2. Konditionierung nach Anspruch 1, dadurch gekennzeichnet, dass mindestens ein Teil der den Fliessbettapparat (1) verlassenden Abluft mittels Leitungen (21) zurück als Fluidisierungsmittel zum Fluidisieren des Bohnenbruchs in den Fliessbettapparat (1) geführt wird.
3. Konditionierung nach Anspruch 1, dadurch gekennzeichnet, dass die zum Fluidisieren des Bohnenbruchs anzuwendende Luft mittels einer Leitung (22) zugeführt und mittels eines Heizregisters (26) aufgewärmt wird.
4. Konditionierung nach Anspruch 1, dadurch gekennzeichnet, dass die den Fliessbettapparat (1) verlassende Abluft durch Zyklone (17) zum Entstauben geführt wird.
5. Konditionierung nach Anspruch 1, dadurch gekennzeichnet, dass das Verteilen der zum Fluidisieren des Bohnenbruchs geführten Luft mittels in dem Anströmboden (13) des Fliessbettapparates (1) eingesetzten, ein Absetzen von mit der Luft getragenen Partikeln verhindernden Düsen vorgenommen wird.

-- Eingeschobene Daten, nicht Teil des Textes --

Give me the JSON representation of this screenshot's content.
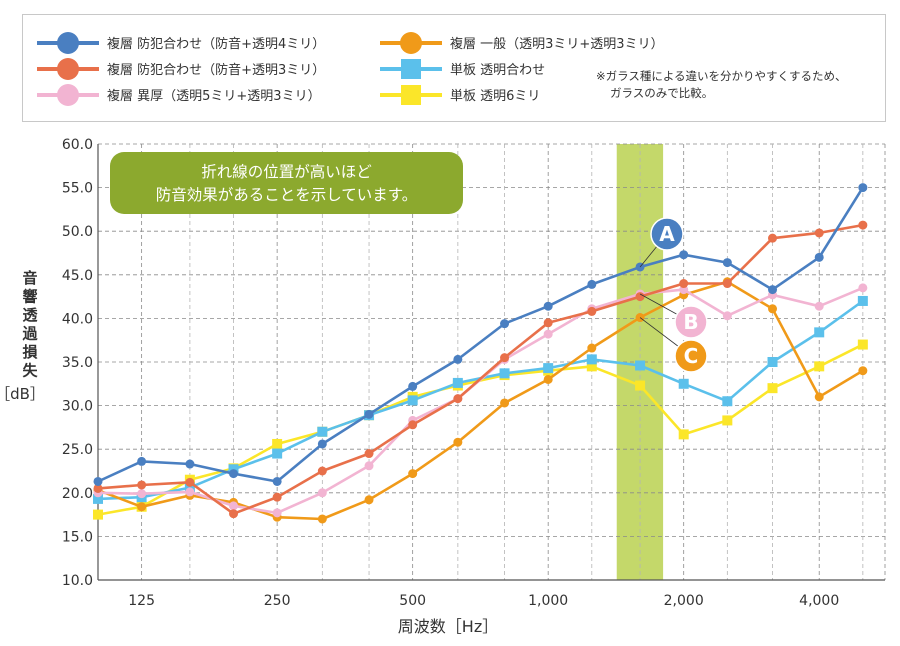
{
  "chart_data": {
    "type": "line",
    "xlabel": "周波数［Hz］",
    "ylabel": [
      "音",
      "響",
      "透",
      "過",
      "損",
      "失"
    ],
    "yunit": "［dB］",
    "ylim": [
      10,
      60
    ],
    "y_ticks": [
      "10.0",
      "15.0",
      "20.0",
      "25.0",
      "30.0",
      "35.0",
      "40.0",
      "45.0",
      "50.0",
      "55.0",
      "60.0"
    ],
    "x_scale": "log2",
    "xlim_hz": [
      100,
      5600
    ],
    "x_tick_values": [
      125,
      250,
      500,
      1000,
      2000,
      4000
    ],
    "x_tick_labels": [
      "125",
      "250",
      "500",
      "1,000",
      "2,000",
      "4,000"
    ],
    "x_points_hz": [
      100,
      125,
      160,
      200,
      250,
      315,
      400,
      500,
      630,
      800,
      1000,
      1250,
      1600,
      2000,
      2500,
      3150,
      4000,
      5000
    ],
    "grid": true,
    "highlight_band_hz": [
      1420,
      1800
    ],
    "highlight_color": "#c4d86a",
    "annotation_box": {
      "lines": [
        "折れ線の位置が高いほど",
        "防音効果があることを示しています。"
      ],
      "color": "#8ca92e"
    },
    "callouts": [
      {
        "label": "A",
        "series": 0,
        "color": "#4a7fc1"
      },
      {
        "label": "B",
        "series": 2,
        "color": "#f2b4d2"
      },
      {
        "label": "C",
        "series": 3,
        "color": "#f09a19"
      }
    ],
    "legend": {
      "placement": "top",
      "note": [
        "※ガラス種による違いを分かりやすくするため、",
        "ガラスのみで比較。"
      ]
    },
    "series": [
      {
        "name": "複層 防犯合わせ（防音+透明4ミリ）",
        "color": "#4a7fc1",
        "marker": "circle",
        "values": [
          21.3,
          23.6,
          23.3,
          22.2,
          21.3,
          25.6,
          29.0,
          32.2,
          35.3,
          39.4,
          41.4,
          43.9,
          45.9,
          47.3,
          46.4,
          43.3,
          47.0,
          55.0
        ]
      },
      {
        "name": "複層 防犯合わせ（防音+透明3ミリ）",
        "color": "#e8704a",
        "marker": "circle",
        "values": [
          20.5,
          20.9,
          21.2,
          17.6,
          19.5,
          22.5,
          24.5,
          27.8,
          30.8,
          35.5,
          39.5,
          40.8,
          42.5,
          44.0,
          44.0,
          49.2,
          49.8,
          50.7
        ]
      },
      {
        "name": "複層 異厚（透明5ミリ+透明3ミリ）",
        "color": "#f2b4d2",
        "marker": "circle",
        "values": [
          20.0,
          19.9,
          20.1,
          18.5,
          17.7,
          20.0,
          23.1,
          28.3,
          30.8,
          35.3,
          38.2,
          41.1,
          42.8,
          43.3,
          40.3,
          42.7,
          41.4,
          43.5
        ]
      },
      {
        "name": "複層 一般（透明3ミリ+透明3ミリ）",
        "color": "#f09a19",
        "marker": "circle",
        "values": [
          20.3,
          18.4,
          19.7,
          18.9,
          17.2,
          17.0,
          19.2,
          22.2,
          25.8,
          30.3,
          33.0,
          36.6,
          40.1,
          42.7,
          44.2,
          41.1,
          31.0,
          34.0
        ]
      },
      {
        "name": "単板 透明合わせ",
        "color": "#5bc0eb",
        "marker": "square",
        "values": [
          19.3,
          19.5,
          20.6,
          22.7,
          24.5,
          27.0,
          28.9,
          30.6,
          32.6,
          33.7,
          34.3,
          35.3,
          34.6,
          32.5,
          30.5,
          35.0,
          38.4,
          42.0
        ]
      },
      {
        "name": "単板 透明6ミリ",
        "color": "#fbe629",
        "marker": "square",
        "values": [
          17.5,
          18.4,
          21.5,
          22.8,
          25.6,
          27.0,
          28.9,
          31.0,
          32.3,
          33.5,
          34.0,
          34.5,
          32.3,
          26.7,
          28.3,
          32.0,
          34.5,
          37.0
        ]
      }
    ]
  }
}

6. Konditionierung nach Anspruch 2, dadurch gekennzeichnet, dass die den Fliessbettapparat (1) verlassende Abluft mittels einer Vorrichtung (19) in einen in die Atmosphäre führenden Strang (20) und einen zurück zum Fluidisieren des Bohnenbruchs führenden Strang (21) geteilt wird.
7. Konditionierung nach Anspruch 1, dadurch gekennzeichnet, dass die zurückgeführte Abluft (21) in einer Vorrichtung (23) mit einer aus der Atmosphäre angesaugten Frischluft (22) vermischt wird.
8. Konditionierung nach Anspruch 1, dadurch gekennzeichnet, dass zum Fördern des fluidisierenden Mediums sowohl an der Abluftseite des Fliessbettapparats (1) wie auch an seiner Zuluftseite Ventilatoren (11, bzw. 19) benützt werden.
9. Konditionierung nach Anspruch 1, dadurch gekennzeichnet, dass Leitungen (4) zum Führen von Heizdampf in die eingebauten Wärmetauscher (3) und Leitungen (6) zum Abführen des Kondensats davon benützt werden.